True or false? Here are five ways to manage false information about risk

Author

Sophie Richter

Source(s)
United Nations Office for Disaster Risk Reduction
Closeup hand with magnifying glass over the smartphone
patpitchaya/Shutterstock

As the world grapples with the impacts of the climate crisis, effective risk communication is critical to reduce disaster risk. But the rise in fake news and disinformation can hamper efforts to raise awareness of risks and prepare communities.

  • Communicating risk information is critical to reduce disaster risk
  • False information impairs efforts to build awareness on the complex structures of risks
  • False information can lead to misallocated resources and endanger lives.

How rumors destroyed warning equipment

In the Peruvian Andes, scientists installed early warning equipment to safeguard residents near a glacial lake which threatened to flood a nearby town called Carhuaz.  When the system was in place, everyone was satisfied for a while. But within months of that victory, the entire project was destroyed. What happened?

A drought and a damaging frost struck the farming communities around and above Carhuaz that year. Rumors began to spread that the warning equipment was controlling the weather. As a response, a group of local farmers hiked up to the lake and destroyed the equipment.

This case is one out of dozens that demonstrate how false information can counter efforts to reduce disaster risk. More crucially, it affects the lives and livelihoods of those threatened by disasters.

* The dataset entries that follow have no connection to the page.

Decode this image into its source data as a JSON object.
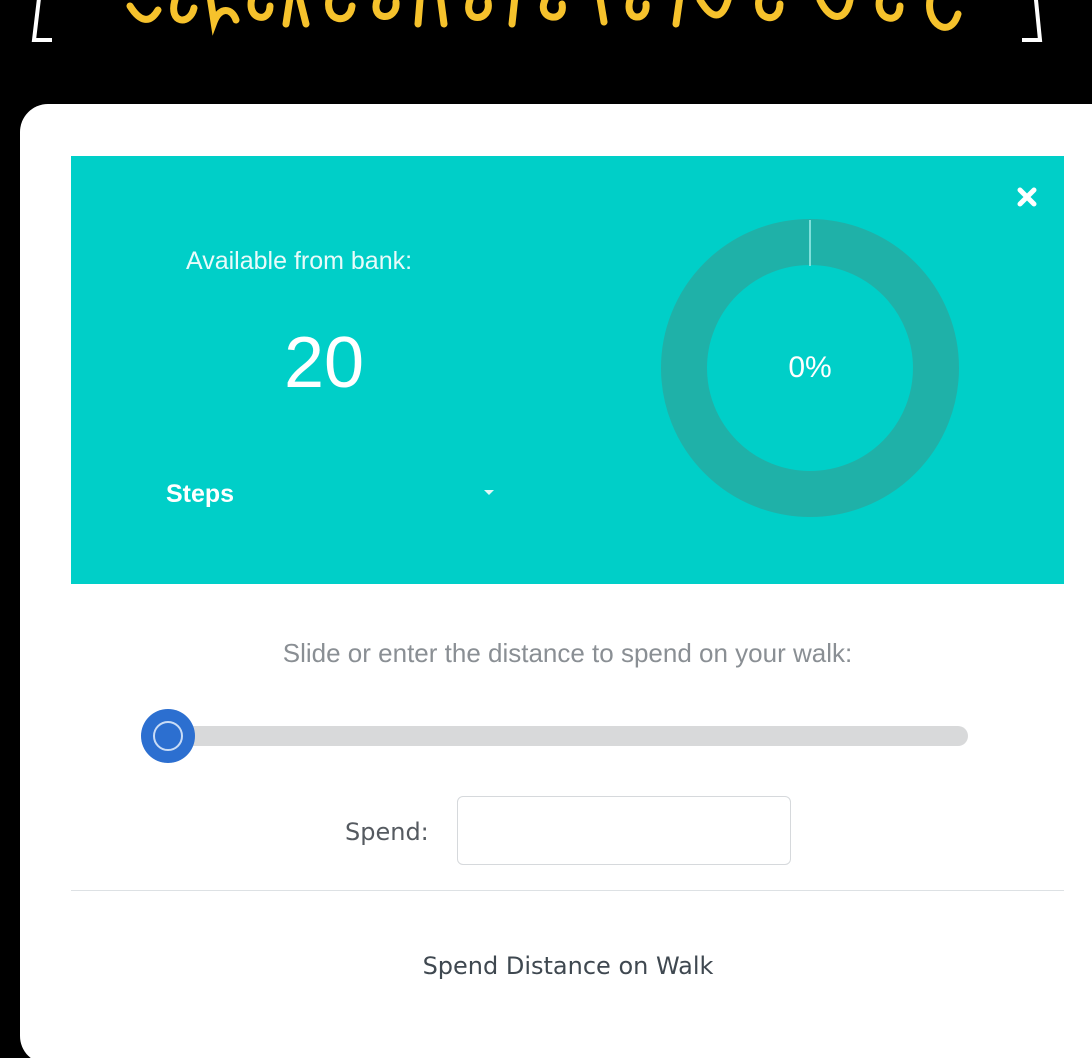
{
  "modal": {
    "close_glyph": "✕",
    "bank_label": "Available from bank:",
    "bank_value": "20",
    "unit_selected": "Steps",
    "progress_percent": 0,
    "progress_label": "0%",
    "instruction": "Slide or enter the distance to spend on your walk:",
    "slider_value_fraction": 0,
    "spend_label": "Spend:",
    "spend_value": "",
    "spend_placeholder": "",
    "submit_label": "Spend Distance on Walk"
  },
  "colors": {
    "banner_text": "#f6c22c",
    "panel": "#00cfc8",
    "donut_ring": "#1fb1a8",
    "slider_thumb": "#2c6fd0",
    "slider_track": "#d8d9da"
  },
  "icons": {
    "close": "close-icon",
    "dropdown": "caret-down-icon"
  }
}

5 ways to manage false information

Risk communication strategies must plan for and proactively manage false and misleading information that can heighten disaster risk and damage trust. Here are five ways risk communicators can address potentially false and misleading information by listening to people’s concerns, anticipating potential opportunities for misinformation and disinformation, acknowledging uncertainty and differing beliefs, and responding judiciously.

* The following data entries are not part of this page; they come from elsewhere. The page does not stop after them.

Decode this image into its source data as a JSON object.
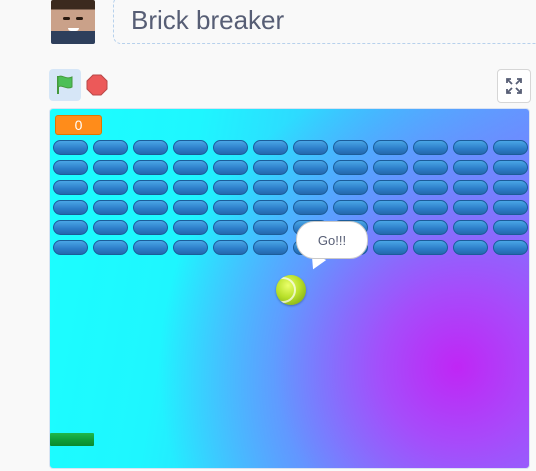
{
  "project": {
    "title": "Brick breaker"
  },
  "controls": {
    "green_flag_icon": "green-flag-icon",
    "stop_icon": "stop-sign-icon",
    "fullscreen_icon": "fullscreen-icon"
  },
  "stage": {
    "score": "0",
    "speech_bubble": "Go!!!",
    "brick_rows": 6,
    "brick_columns": 12,
    "colors": {
      "score_orange": "#ff8c1a",
      "brick_blue": "#2c7dc8",
      "paddle_green": "#0fa03a",
      "cyan": "#1bffff",
      "purple": "#c026f5"
    }
  }
}
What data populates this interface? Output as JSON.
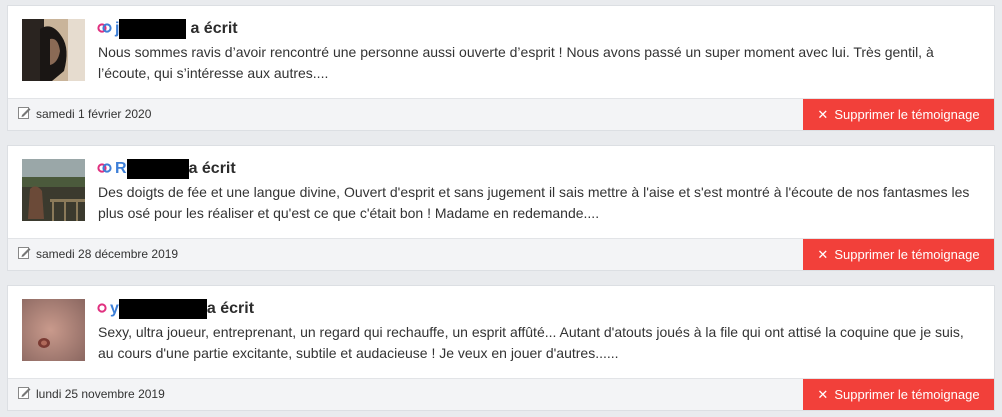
{
  "testimonials": [
    {
      "author_initial": "j",
      "wrote_label": "a écrit",
      "couple_icon": "double-ring-icon",
      "text": "Nous sommes ravis d’avoir rencontré une personne aussi ouverte d’esprit ! Nous avons passé un super moment avec lui. Très gentil, à l’écoute, qui s’intéresse aux autres....",
      "date": "samedi 1 février 2020",
      "delete_label": "Supprimer le témoignage"
    },
    {
      "author_initial": "R",
      "wrote_label": "a écrit",
      "couple_icon": "double-ring-icon",
      "text": "Des doigts de fée et une langue divine, Ouvert d'esprit et sans jugement il sais mettre à l'aise et s'est montré à l'écoute de nos fantasmes les plus osé pour les réaliser et qu'est ce que c'était bon ! Madame en redemande....",
      "date": "samedi 28 décembre 2019",
      "delete_label": "Supprimer le témoignage"
    },
    {
      "author_initial": "y",
      "wrote_label": "a écrit",
      "couple_icon": "single-ring-icon",
      "text": "Sexy, ultra joueur, entreprenant, un regard qui rechauffe, un esprit affûté... Autant d'atouts joués à la file qui ont attisé la coquine que je suis, au cours d'une partie excitante, subtile et audacieuse ! Je veux en jouer d'autres......",
      "date": "lundi 25 novembre 2019",
      "delete_label": "Supprimer le témoignage"
    }
  ],
  "colors": {
    "delete_button": "#f2403a",
    "ring_pink": "#e0307f",
    "ring_blue": "#3d7fd8",
    "footer_bg": "#f3f4f6",
    "page_bg": "#e9ebee"
  }
}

1. Know what fuels rumors among certain groups

Emotion, not logic, often drives reactions to information. The importance of an issue, how people feel about it and the level of ambiguity around it can influence how prevalent and enduring rumors are. Understand what really matters to people and how ambiguity can vary across contexts and within populations.

2. Anticipate what could go wrong

Use rapid, regular and transparent communication that fills information voids and helps people understand and make sense of uncertainty early on, via trusted channels. Assess the potential for disproportionate impact of false and misleading information on marginalized populations, and how this may lead to an increase in risk.

3. Listen out for unverified, false or misleading information

Listen out for unverified, false or misleading information that may be circulating within different sections of communities. This can give valuable insights into what people care about, how they are reacting to it emotionally or how communication efforts (or lack thereof) are being perceived.

4. Respond to false information

Fact-checking services that work to debunk false and misleading information are growing. Leading approaches consider multiple factors when evaluating and determining a response:

  • Examine the source and the inaccurate information when assessing truthfulness and intent.
  • Check how far the mis- or disinformation has spread. Mass media might employ “strategic silence” to avoid amplifying inaccurate information further.
  • If debunking false information publicly, make sure to give correct or clarifying information at the same time. Scientists can engage early on and actively tackle “pseudoscience” when it appears.
  • Frame factual information in a way that responds to people’s fears, values and context to increase its resonance.
  • Use trusted communicators to convey fact-checked information – a choice that will depend on context, audience and type of information.
  • Avoid using facts as the only strategy to counter falsehoods. If risk communication does not address the emotional reasons for belief, it can be ineffective or even entrench people deeper in their positions.

5. Be prepared for grey areas

Scientific, fact-based messages are unlikely to unseat long-held beliefs and practices. Understand how traditional, local or religious beliefs and world-views influence practices that affect risk. When belief systems clearly increase certain risks, work closely with communities to explore acceptable alternative practices.

Misinformation can be a hazard too

Misinformation can lead people to underestimate or ignore some risks while overestimating others..Risk communicators must proactively manage false and misleading information that can put people at risk.